Electrocardiogram 1 week after admission.

An autopsy showed that a massive central PE was the cause of death, and, additionally, cor pulmonale and a left-sided pulmonary infarction were found. Importantly, there were no signs of malignancy, deep venous thrombosis, or pneumonia.

3. Discussion

PE should be suspected in all patients who present with new or worsening dyspnoea, chest pain, or hypotension.

In haemodynamically stable patients, the first step is to assess the clinical probability of PE, which, for example, can be achieved with the Wells score [2]. In patients with low or intermediate clinical probability, a normal D-dimer practically rules out PE, whereas an increased D-dimer warrants further testing. Patients with a high clinical probability should undergo multidetector CT scan. A ventilation-perfusion scan is an alternative in patients allergic to contrast media or patients with renal failure.

In haemodynamically unstable patients, a multidetector CT scan should be performed. If this is not immediately available or if the patient's condition is too critical, an echocardiography should be performed. If signs of increased pulmonary pressure are observed, thrombolytic therapy may be considered according to guidelines [2, 6].

This case report illustrates three important points:

The importance of optimal anticoagulant treatment in the prevention of PE recurrence.

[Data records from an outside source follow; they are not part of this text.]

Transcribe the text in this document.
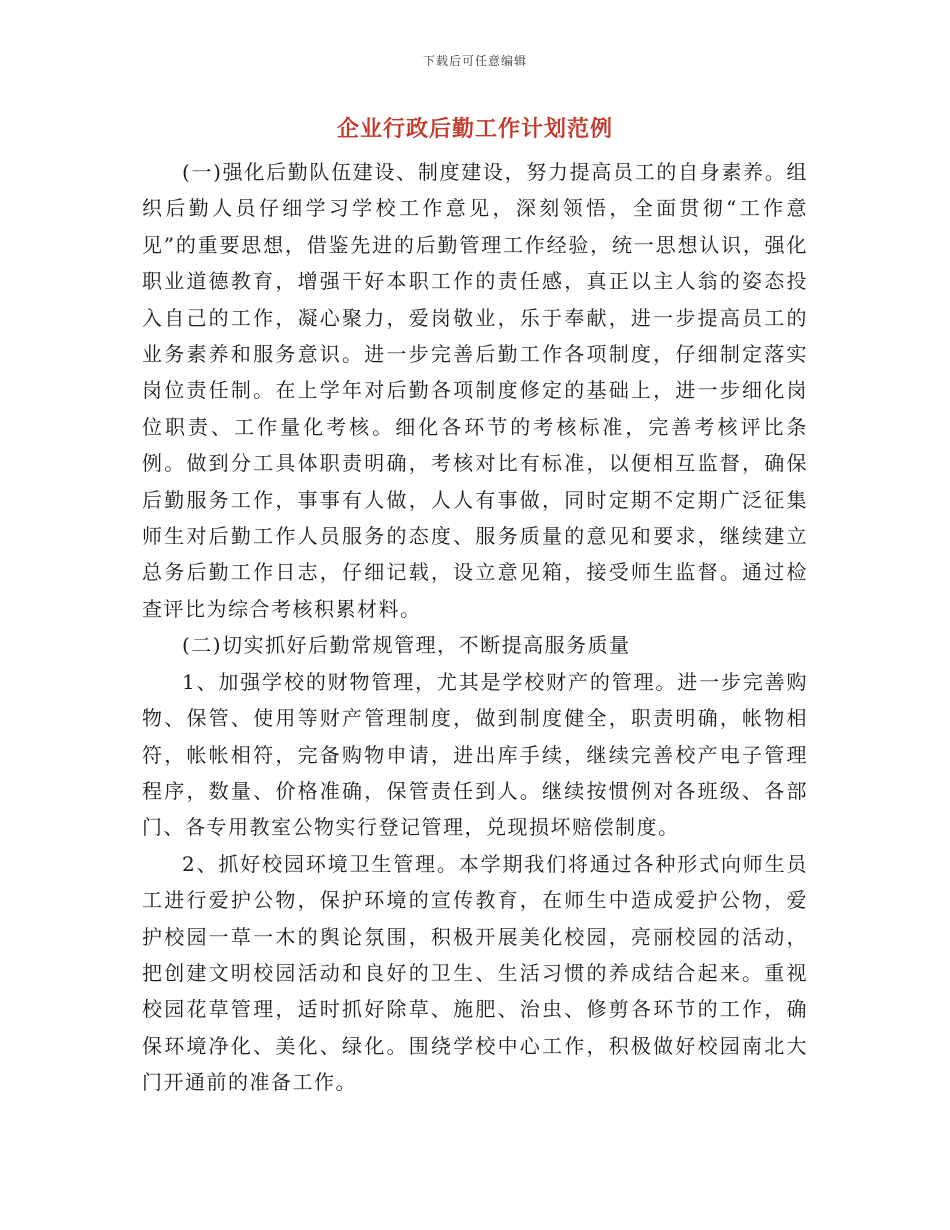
下载后可任意编辑
企业行政后勤工作计划范例

(一)强化后勤队伍建设、制度建设，努力提高员工的自身素养。组织后勤人员仔细学习学校工作意见，深刻领悟，全面贯彻“工作意见”的重要思想，借鉴先进的后勤管理工作经验，统一思想认识，强化职业道德教育，增强干好本职工作的责任感，真正以主人翁的姿态投入自己的工作，凝心聚力，爱岗敬业，乐于奉献，进一步提高员工的业务素养和服务意识。进一步完善后勤工作各项制度，仔细制定落实岗位责任制。在上学年对后勤各项制度修定的基础上，进一步细化岗位职责、工作量化考核。细化各环节的考核标准，完善考核评比条例。做到分工具体职责明确，考核对比有标准，以便相互监督，确保后勤服务工作，事事有人做，人人有事做，同时定期不定期广泛征集师生对后勤工作人员服务的态度、服务质量的意见和要求，继续建立总务后勤工作日志，仔细记载，设立意见箱，接受师生监督。通过检查评比为综合考核积累材料。

(二)切实抓好后勤常规管理，不断提高服务质量

1、加强学校的财物管理，尤其是学校财产的管理。进一步完善购物、保管、使用等财产管理制度，做到制度健全，职责明确，帐物相符，帐帐相符，完备购物申请，进出库手续，继续完善校产电子管理程序，数量、价格准确，保管责任到人。继续按惯例对各班级、各部门、各专用教室公物实行登记管理，兑现损坏赔偿制度。

2、抓好校园环境卫生管理。本学期我们将通过各种形式向师生员工进行爱护公物，保护环境的宣传教育，在师生中造成爱护公物，爱护校园一草一木的舆论氛围，积极开展美化校园，亮丽校园的活动，把创建文明校园活动和良好的卫生、生活习惯的养成结合起来。重视校园花草管理，适时抓好除草、施肥、治虫、修剪各环节的工作，确保环境净化、美化、绿化。围绕学校中心工作，积极做好校园南北大门开通前的准备工作。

The benefit of immediate accessibility to echocardiography in the handling of haemodynamically unstable patients with an unknown underlying cause. In this case the presumably optimal anticoagulant treatment gave the wrong impression with regard to the underlying cause. An echocardiographic observation of recurrent increased pulmonary pressure would have suggested recurrent PE instead of severe septicaemia.

Thrombolysis should always be considered and may be life-saving in patients with cardiac arrest suspected to be caused by PE [7].

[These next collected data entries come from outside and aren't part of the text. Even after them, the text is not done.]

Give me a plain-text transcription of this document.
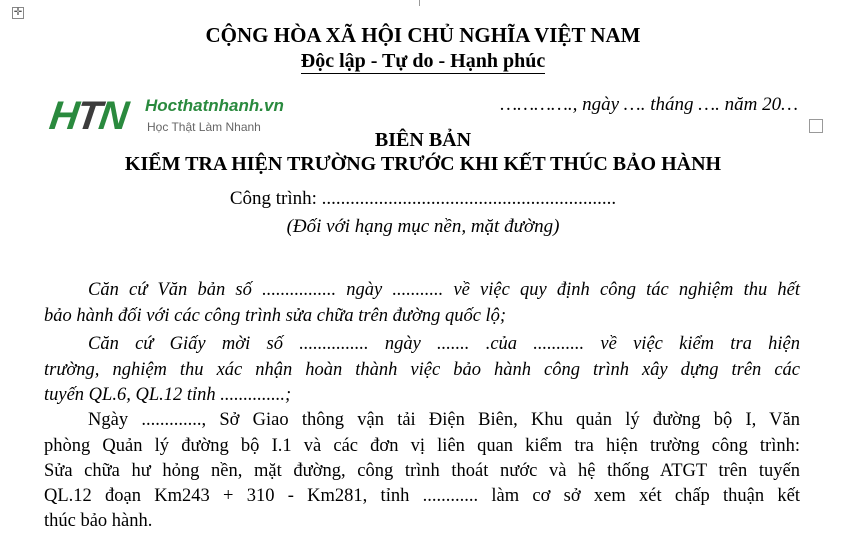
✛
CỘNG HÒA XÃ HỘI CHỦ NGHĨA VIỆT NAM
Độc lập - Tự do - Hạnh phúc
HTN Hocthatnhanh.vn
Học Thật Làm Nhanh
…………., ngày …. tháng …. năm 20…
BIÊN BẢN
KIỂM TRA HIỆN TRƯỜNG TRƯỚC KHI KẾT THÚC BẢO HÀNH
Công trình: ..............................................................
(Đối với hạng mục nền, mặt đường)
Căn cứ Văn bản số ................ ngày ........... về việc quy định công tác nghiệm thu hết
bảo hành đối với các công trình sửa chữa trên đường quốc lộ;
Căn cứ Giấy mời số ............... ngày ....... .của ........... về việc kiểm tra hiện
trường, nghiệm thu xác nhận hoàn thành việc bảo hành công trình xây dựng trên các
tuyến QL.6, QL.12 tỉnh ..............;
Ngày ............., Sở Giao thông vận tải Điện Biên, Khu quản lý đường bộ I, Văn
phòng Quản lý đường bộ I.1 và các đơn vị liên quan kiểm tra hiện trường công trình:
Sửa chữa hư hỏng nền, mặt đường, công trình thoát nước và hệ thống ATGT trên tuyến
QL.12 đoạn Km243 + 310 - Km281, tỉnh ............ làm cơ sở xem xét chấp thuận kết
thúc bảo hành.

Risk factors for PE include reversible (surgery, immobilisation, and pregnancy/postpartum) and nonreversible (cancer and congenital or acquired thrombophilia) factors, but many cases are idiopathic/unprovoked [5, 8]. The risk of recurrence is low in provoked PE (reversible factors) but is moderate to high in patients with nonreversible factors, particularly in patients with idiopathic PE [9].

The patient's aggressive thrombogenicity suggested the existence of an underlying malignancy which was, however, ruled out by autopsy. There was no family history of VTE, and, if the patient had had an inherited thrombophilia, the patient's first VTE would most probably have occurred at a younger age. On the other hand, antiphospholipid syndrome cannot be definitively excluded as a possible cause of the recurrent PE [5, 9, 10]. Postmortem testing for thrombophilia was not performed because the patient did not have children, and a positive finding would not have had any direct consequences.

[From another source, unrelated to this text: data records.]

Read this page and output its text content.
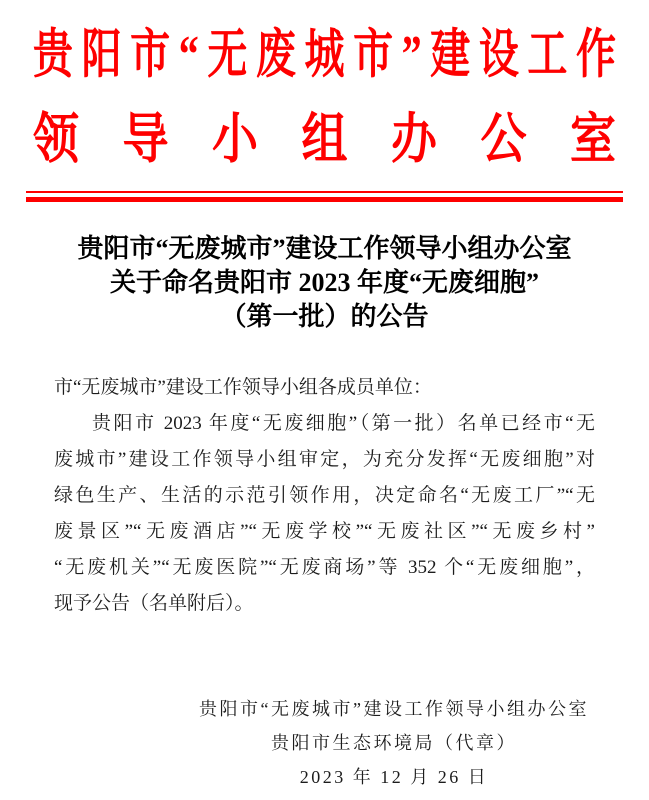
贵阳市“无废城市”建设工作
领导小组办公室
贵阳市“无废城市”建设工作领导小组办公室
关于命名贵阳市 2023 年度“无废细胞”
（第一批）的公告
市“无废城市”建设工作领导小组各成员单位：
贵阳市 2023 年度“无废细胞”（第一批）名单已经市“无
废城市”建设工作领导小组审定，为充分发挥“无废细胞”对
绿色生产、生活的示范引领作用，决定命名“无废工厂”“无
废景区”“无废酒店”“无废学校”“无废社区”“无废乡村”
“无废机关”“无废医院”“无废商场”等 352 个“无废细胞”，
现予公告（名单附后）。
贵阳市“无废城市”建设工作领导小组办公室
贵阳市生态环境局（代章）
2023 年 12 月 26 日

In the rare case of recurrent PE, despite adequate systemic anticoagulation, an underlying cause must be identified if possible, and the following treatment options considered.

Increase the target INR to 2.5–3.5, acknowledging that this may increase bleeding risk.

Insert an inferior vena cava filter permanently or a retrievable filter temporarily. Only a few widely accepted indications for this procedure exist, such as absolute contraindication to systemic anticoagulation and failure of systemic anticoagulation in case of acute proximal venous thrombosis [4]. Importantly, complications of inferior vena cava filters are common [2].

In a case with difficulty in achieving the target INR, the use of newer anticoagulants (dabigatran etexilate, apixaban, or rivaroxaban) or LMWH might be considered.